What should my baby do the first month after birth?

As we already know, the process of human development is a bit complex and heterogeneous, and the physical and mental evolution and maturation of each of us is different and occurs at different speeds. However, it has been observed that although there are individual differences, as a rule there are different skills and abilities which tend to be acquired around a certain age. It happens practically from birth and different evolutionary stages can be found even from the first month.

Sometimes this can lead to some anxieties, especially in the first parents, in order to analyze if the development of their baby is normative or if it presents some kind of alteration. And in this anxiety it is often envisioned to observe behaviors or aspects that actually correspond to much more advanced levels. That is why, in this article, we intend to make a brief mention of the developmental milestones that a baby usually meets at the end of the first month of life.

    What should a one month old baby do?

    Human beings, like the rest of animals, are wonderful. From the first moment he is born, we are faced with a being with enormous potential who will eventually go far and master extremely complex and demanding skills, despite ignorance of the large number of processes involved. But for that it will be necessary a deep and prolonged process of maturation and development, In which he will gradually learn and acquire skills.

    So many parents wonder: “What should my baby do in the first month of life? In this case, we are talking about a newborn baby. And already in this period, parents, relatives and professionals that we are dealing with will be able to see how they will begin to perform different behaviors and actions.

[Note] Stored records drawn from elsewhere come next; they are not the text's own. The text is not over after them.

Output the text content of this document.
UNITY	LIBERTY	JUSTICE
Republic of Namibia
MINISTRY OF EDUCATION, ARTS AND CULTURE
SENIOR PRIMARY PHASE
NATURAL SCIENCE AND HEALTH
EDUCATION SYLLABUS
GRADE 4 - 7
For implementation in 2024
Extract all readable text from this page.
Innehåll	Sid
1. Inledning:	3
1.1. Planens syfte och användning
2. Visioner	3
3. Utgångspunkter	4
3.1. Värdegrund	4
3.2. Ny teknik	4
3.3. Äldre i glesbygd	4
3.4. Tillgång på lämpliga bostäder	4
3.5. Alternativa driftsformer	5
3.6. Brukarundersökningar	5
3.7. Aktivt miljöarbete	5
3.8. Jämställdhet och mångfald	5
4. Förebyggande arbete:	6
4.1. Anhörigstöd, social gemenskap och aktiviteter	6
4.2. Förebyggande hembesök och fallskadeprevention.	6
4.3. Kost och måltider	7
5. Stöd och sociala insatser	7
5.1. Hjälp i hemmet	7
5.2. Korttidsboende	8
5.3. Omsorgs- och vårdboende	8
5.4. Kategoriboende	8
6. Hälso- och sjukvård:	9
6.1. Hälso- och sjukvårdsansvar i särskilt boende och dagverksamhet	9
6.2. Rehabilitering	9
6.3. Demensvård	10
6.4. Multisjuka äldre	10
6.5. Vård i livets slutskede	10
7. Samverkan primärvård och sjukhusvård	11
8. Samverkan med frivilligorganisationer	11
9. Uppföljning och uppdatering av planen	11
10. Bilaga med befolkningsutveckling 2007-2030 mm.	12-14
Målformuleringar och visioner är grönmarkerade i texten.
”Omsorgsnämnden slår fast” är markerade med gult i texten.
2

    So, What can we expect in this period of development after birth? Let’s see this in different sections.

    1. Movement

    Babies’ muscles are still very poorly developed, their ability to move is very limited. In the first month of life, movement is usually minimal, limited to head movements (yes, you have to have support against something) with which it even follows sounds and can even lift it briefly. You can move your hands to his face and generally keeps them tight.

    It is also common for him to perform spasmodic movements with his arms and legs, and this is a stage in which he can observe many biologically programmed reflexes. The visual check is not yet complete.

      2. Reflections

      While they would actually be part of the ability to move, reflexes are a very special part because they are movements that are performed instinctively and innately. Most of them will be lost over time.

      In a one month old baby, we can find reflexes such as blinking of the eyes in front of the light or those of the contraction of the biceps or the knee (also called patellar) in the presence of tapping on the biceps or mark. We can also see the flight reflex, in which the leg has some flexion in response to a painful sensation. One of the best known is the grip reflex, which allows the baby to hold it firmly when touching something in the palm of its hand.

      Babinski’s reflection is also given, In which the toes are stretched and turned inward before the pressure of the outer edge of the foot, or the moor towards which before loud noises they extend the legs and hands later to narrow the arms forming a small barrier like s ‘he intended to protect his body.

      3. Auditory perception

      The sense of hearing exists in human beings before birth, being correct hearing from birth. But that doesn’t mean he’s able to recognize them. It will be towards the end of the first month of life that we will see how our baby is doing he begins to recognize sounds like our voice.

      4. Visual perception

      Vision is a sense which, in exchange for the ear, takes a little longer to develop. Throughout the first month of life, the baby is expected to be able to focus sight on things up to a maximum of about 25 cm. They also seem to be able to recognize the contrast between black and white. It is common for the gaze to focus instead on the outer contours of objects, Unless they show movement.

      5. The sense of taste

      Taste is like hearing an early sense of development. Sweet, salty, sour and bitter are recognizable a few hours after birth. In the first months and during childhood, sweetness is preferred (in the case of a one month old child, milk).

      6. Emotionalism

      Obviously, a baby experiences different emotions. However, it should be noted that many of the emotions that we consider basic as adults contain cognitive and learned aspects that a one month old does not yet have.

      Emotions which appear for the first time and which are already at this vital stage are considered to be surprise, pleasure, discomfort or pain and interest. Other emotions such as joy or sadness usually don’t appear clearly until months later.

      7. Sleep

      It is well known that babies they spend most of their time sleeping or eating. In fact, they can usually spend up to twenty hours a day sleeping, which they exit in cycles of about four hours to feed.

      The high number of hours a baby can fall asleep is not a concern (unless he is not active, eating or crying), but it is normal. Of particular note is deep sleep, which takes up most of a child’s sleep and is related to brain development.

      8. Communication

      As most already know, a baby’s basic form of communication is crying. However, it can also be seen as some children this age are starting to be able to use the ai le o, While we are not yet faced with a stutter.

      9. Socialization

      A one month old baby’s ability to socialize is minimal and in fact cannot be considered as such as his actions do not obey an attempt at communication with his peers and do not even exist yet. However, it can be observed that children of this age they have a preference for displaying human faces, Being the one that most often catches your attention. Very young children can begin to use the social smile, although it is a bit more typical of the second month of life.

      Bibliographical references:

      • American Academy of Pediatrics (2006). Caring for your young child: from birth to five years old. Bantam Books.
      • Delval, J. (2004). Human Development. 21st century: Madrid.